Mainly, the species most likely to be confused with Ruby-throats don't occur in the Yucatan. Also, our hummer's beak is notably shorter and straighter than in many species, and it's black, not red. The white spot behind the eye -- the "postocular spot" -- is right for a female or juvenile bird, plus Howell writes that the immature male Ruby-throat bears lines of dusky flecks on the throat, and they are very conspicuous on this individual.

In the US Deep South often individual Ruby-throats remain in the area late in the season, and even survive freezing temperatures. If Ruby-throats are that good at dealing with the cold, why don't more remain up north instead of making the dangerous flight to down here? One small population does permanently winter in the Outer Banks of North Carolina. The experts at Hummingbirds.net explains that all hummingbirds are carnivores -- nectar is just the fuel they use to power their flycatching activities -- and that they depend on insects that are not abundant in subfreezing weather. Most hummers must migrate south to "home" in the American tropics, or risk starvation.

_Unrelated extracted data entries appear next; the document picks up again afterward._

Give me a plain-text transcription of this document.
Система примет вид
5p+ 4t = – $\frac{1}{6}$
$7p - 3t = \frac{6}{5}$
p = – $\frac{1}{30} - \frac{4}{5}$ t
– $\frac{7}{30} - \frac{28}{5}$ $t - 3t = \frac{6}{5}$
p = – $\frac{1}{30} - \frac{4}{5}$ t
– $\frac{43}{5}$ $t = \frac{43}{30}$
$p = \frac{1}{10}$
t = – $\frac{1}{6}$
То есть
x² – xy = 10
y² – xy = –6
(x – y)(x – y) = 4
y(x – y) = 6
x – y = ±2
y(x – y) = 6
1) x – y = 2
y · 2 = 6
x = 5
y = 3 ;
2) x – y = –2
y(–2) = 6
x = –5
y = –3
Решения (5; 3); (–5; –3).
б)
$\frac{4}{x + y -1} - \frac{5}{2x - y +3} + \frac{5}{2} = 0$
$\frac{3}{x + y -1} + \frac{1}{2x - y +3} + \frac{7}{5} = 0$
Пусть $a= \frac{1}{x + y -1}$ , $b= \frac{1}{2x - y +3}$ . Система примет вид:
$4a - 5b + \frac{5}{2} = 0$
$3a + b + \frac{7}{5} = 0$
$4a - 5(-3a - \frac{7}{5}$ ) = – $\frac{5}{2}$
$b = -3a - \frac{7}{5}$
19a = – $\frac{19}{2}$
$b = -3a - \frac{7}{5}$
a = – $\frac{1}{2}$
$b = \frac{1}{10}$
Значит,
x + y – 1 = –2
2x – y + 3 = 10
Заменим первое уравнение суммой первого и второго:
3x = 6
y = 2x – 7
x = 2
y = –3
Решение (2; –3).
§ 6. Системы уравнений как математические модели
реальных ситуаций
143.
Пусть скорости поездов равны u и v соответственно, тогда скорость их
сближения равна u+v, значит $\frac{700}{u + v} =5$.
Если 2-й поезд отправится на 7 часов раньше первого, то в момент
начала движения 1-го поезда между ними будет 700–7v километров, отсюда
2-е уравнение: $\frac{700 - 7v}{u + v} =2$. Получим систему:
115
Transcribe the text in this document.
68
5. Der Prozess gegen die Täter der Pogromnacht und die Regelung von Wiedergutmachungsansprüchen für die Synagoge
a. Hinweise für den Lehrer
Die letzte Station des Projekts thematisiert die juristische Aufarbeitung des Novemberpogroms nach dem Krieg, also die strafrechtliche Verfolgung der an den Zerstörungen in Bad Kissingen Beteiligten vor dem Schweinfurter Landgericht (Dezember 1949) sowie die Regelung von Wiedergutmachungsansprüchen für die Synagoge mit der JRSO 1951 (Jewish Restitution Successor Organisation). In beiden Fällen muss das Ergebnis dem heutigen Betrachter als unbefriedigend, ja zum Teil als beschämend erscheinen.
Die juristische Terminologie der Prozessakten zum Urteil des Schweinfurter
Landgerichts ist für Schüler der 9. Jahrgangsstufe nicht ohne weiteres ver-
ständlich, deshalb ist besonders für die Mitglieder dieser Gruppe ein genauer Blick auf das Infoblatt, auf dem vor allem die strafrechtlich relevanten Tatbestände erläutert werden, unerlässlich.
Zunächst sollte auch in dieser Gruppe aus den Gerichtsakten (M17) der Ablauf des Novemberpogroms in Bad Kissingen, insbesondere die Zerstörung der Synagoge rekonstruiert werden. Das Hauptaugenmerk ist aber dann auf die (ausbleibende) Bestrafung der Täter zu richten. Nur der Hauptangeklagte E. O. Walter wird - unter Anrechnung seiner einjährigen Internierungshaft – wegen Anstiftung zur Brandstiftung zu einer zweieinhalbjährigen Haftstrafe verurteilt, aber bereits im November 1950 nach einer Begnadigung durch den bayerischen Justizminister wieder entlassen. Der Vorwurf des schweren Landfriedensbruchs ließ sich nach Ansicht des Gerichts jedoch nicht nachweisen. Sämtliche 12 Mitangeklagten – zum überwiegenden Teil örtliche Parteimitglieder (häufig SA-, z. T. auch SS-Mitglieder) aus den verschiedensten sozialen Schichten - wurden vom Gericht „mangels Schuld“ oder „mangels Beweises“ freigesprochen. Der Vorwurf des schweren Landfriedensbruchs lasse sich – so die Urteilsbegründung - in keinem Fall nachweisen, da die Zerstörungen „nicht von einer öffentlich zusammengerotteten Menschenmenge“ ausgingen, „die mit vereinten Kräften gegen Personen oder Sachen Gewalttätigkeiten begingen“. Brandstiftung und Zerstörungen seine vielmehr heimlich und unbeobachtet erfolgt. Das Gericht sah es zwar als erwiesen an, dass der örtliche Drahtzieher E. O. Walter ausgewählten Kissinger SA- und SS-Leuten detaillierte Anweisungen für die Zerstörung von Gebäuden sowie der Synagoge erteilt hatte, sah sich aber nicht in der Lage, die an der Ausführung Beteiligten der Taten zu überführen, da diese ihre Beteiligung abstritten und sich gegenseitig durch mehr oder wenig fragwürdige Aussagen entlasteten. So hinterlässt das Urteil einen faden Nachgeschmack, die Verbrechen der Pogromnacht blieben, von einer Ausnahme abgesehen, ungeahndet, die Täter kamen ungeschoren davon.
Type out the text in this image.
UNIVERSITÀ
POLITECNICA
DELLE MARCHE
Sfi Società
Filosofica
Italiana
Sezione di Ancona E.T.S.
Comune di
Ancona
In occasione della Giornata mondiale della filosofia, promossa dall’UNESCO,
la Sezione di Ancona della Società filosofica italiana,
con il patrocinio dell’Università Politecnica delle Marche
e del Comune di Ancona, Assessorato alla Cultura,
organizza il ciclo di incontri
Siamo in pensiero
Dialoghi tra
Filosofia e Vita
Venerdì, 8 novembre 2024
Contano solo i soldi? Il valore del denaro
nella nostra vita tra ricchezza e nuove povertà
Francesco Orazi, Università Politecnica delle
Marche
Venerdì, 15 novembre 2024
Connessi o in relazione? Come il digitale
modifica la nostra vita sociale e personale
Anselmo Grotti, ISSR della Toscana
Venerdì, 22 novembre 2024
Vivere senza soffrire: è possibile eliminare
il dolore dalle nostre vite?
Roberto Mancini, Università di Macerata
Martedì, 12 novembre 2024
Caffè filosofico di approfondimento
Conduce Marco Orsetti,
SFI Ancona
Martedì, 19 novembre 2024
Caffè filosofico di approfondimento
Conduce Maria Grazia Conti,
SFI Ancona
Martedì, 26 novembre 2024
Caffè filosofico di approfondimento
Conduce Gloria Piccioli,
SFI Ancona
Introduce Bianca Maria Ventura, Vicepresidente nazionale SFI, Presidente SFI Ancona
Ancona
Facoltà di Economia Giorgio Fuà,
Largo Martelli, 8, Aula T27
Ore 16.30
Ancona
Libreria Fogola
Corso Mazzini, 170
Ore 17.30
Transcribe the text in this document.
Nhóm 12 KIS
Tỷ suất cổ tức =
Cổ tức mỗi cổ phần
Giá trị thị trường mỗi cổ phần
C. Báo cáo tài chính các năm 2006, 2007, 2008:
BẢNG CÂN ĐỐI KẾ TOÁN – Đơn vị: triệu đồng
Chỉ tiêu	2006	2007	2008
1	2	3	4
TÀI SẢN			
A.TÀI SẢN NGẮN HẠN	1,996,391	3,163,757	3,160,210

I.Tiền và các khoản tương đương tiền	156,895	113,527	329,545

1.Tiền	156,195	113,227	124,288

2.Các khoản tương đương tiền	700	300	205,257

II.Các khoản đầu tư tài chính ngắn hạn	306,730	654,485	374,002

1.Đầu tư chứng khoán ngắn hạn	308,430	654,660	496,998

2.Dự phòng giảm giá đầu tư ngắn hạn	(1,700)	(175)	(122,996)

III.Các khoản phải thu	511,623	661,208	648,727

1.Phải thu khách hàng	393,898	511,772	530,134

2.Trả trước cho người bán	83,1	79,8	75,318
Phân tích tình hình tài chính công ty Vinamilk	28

At http://www.hummingbirds.net/migration.html you can read lots of interesting details about Ruby-throat migration. Another point made there is that during spring migration some birds may follow the Gulf Coast northward on a longer but safer route to North America, but many who overwinter between southern Mexico and Panama take a straighter route through the Yucatan, gather on the northern coast gorging on insects and spiders to build up fat, and, when the weather seems to be OK, usually at dusk, launch northward into the open sky, nonstop, for up to 500 miles, taking 18-22 hours, depending on the weather.

When you're on the northern coast seeing how tiny these birds are, and how vast and imposing the sky out over the Gulf toward the north usually looks at dusk, you just have to be amazed.